I was also there when she found out she was going to be a mother. I witnessed her joy when despite everything, she told me about her dreams and hopes for the little bean growing in her.
At a moment when she had no one left, she was eager to embrace her child, to reformulate her existence and grow roots strong enough to hold them upright whatever may strike their little family. I knew, in spite of the war, the dirt, the destruction of everything good, she was ready for her child. Despite the ugliness of fast approaching blood thirst, she wanted to bring her baby up to be aware of others, thoughtful, sensitive and with belief in a safe future.
I knew she was ready to give everything for her little child. I knew it from the way she wrapped her little baby’s hands around her fingers. I knew it from the way she considered tomorrow, and from the way she thought about years to come. I knew it from the way she held her child when her house was destroyed in an air raid and from the way she was holding her little girl when the bullet hit her. I knew it from her dried blood on her daughter’s face when the little girl was rescued from under her lifeless body.
Now, looking at the young strong woman’s sad face in the garden, standing by the grave of another who brought her up to adulthood, I cannot help but think of that friend who felt strongest holding her little daughter.
Her wrinkled hands skillfully whisked the little bit of flour with ground oatmeal and water to prepare the dough for the pizza.

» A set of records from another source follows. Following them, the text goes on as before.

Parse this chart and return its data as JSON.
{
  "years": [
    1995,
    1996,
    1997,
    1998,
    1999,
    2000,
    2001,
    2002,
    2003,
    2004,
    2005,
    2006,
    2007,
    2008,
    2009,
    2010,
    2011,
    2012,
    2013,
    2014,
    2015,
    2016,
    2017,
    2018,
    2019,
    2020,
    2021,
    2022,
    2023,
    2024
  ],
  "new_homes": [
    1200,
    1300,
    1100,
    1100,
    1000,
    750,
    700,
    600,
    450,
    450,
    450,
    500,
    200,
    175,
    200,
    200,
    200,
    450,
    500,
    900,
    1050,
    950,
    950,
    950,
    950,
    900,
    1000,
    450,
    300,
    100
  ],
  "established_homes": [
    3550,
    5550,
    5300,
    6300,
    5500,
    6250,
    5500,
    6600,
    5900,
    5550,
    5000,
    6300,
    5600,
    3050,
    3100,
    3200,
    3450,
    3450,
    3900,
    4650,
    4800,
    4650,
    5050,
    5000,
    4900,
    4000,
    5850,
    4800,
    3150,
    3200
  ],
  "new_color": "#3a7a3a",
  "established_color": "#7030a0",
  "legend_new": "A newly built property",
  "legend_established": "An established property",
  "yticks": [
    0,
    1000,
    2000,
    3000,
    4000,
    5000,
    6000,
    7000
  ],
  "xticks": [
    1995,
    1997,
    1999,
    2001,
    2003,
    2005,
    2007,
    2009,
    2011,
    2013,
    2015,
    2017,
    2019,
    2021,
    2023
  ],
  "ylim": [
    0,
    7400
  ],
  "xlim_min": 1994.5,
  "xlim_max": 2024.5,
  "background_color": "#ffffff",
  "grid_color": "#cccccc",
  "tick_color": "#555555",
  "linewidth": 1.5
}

We were three kids left at her care, each with the same expectation expressed in a different ingredient.
“I want onions!”
“I prefer carrots!”
“I like beetroot!”
All of us had chosen a different vegetable she grew in the tiny patch on what was left of her once voluptuous garden.
If she mixed all ingredients, none of us would eat anything that day and we would be hungrily whining around her until bedtime.
Were she to choose only one of the ingredients, the other two would definitely sulk complaining they were not loved enough to get the pizza of their choice.
Thus, carefully measuring with a ruler, she divided the dough into three parts, forming the Mercedes logo on the round baking tray.
She meticulously added the exact same amount of each topping, making sure to use the same measuring bowl so that none could have any reason to protest.
The baking tray holding three different ingredients on one pizza was delivered from the oven to the table we had gathered around. The smell of freshly baked dough wafted through the house after so many months watering our mouths and raising a pitch higher the rumbling in our tummies. As soon as we impatiently bit our slices of pizza, our tongues burnt and we were happier than ever.
In a time when rations were hard to get hold of, with the little she could produce, she had created a pizza with ingredients we were free to choose from. With that pizza, she had made us feel equally loved and very much valued by paying particular attention to our choices. Most important of all, by letting us know that despite everything, there was someone to answer our needs, to ensure that our share was duly noted and provided for, she had made us feel secure.
Many years later, I went back to the house. I put a scarf around my head and followed the two middle aged orphans I had shared a patch of my childhood with out of the old house where each of us had eaten a small slice of the thin bread while shards flew through the broken windows and bullets wheezed nearby.
Walking behind the wooden box, I stared at the once barren garden I used to watch with my child’s eyes. New colorful vegetable patches had been added over the years and trees had grown thick and strong yielding fruits under quiet sunny skies. In the middle of the lush foliage, while they lay the white cloth wrapped around her at the bottom of the freshly dug pit, all I could think was a yearning for a potato pizza with the aroma of onions and beetroots mixing in between every bite.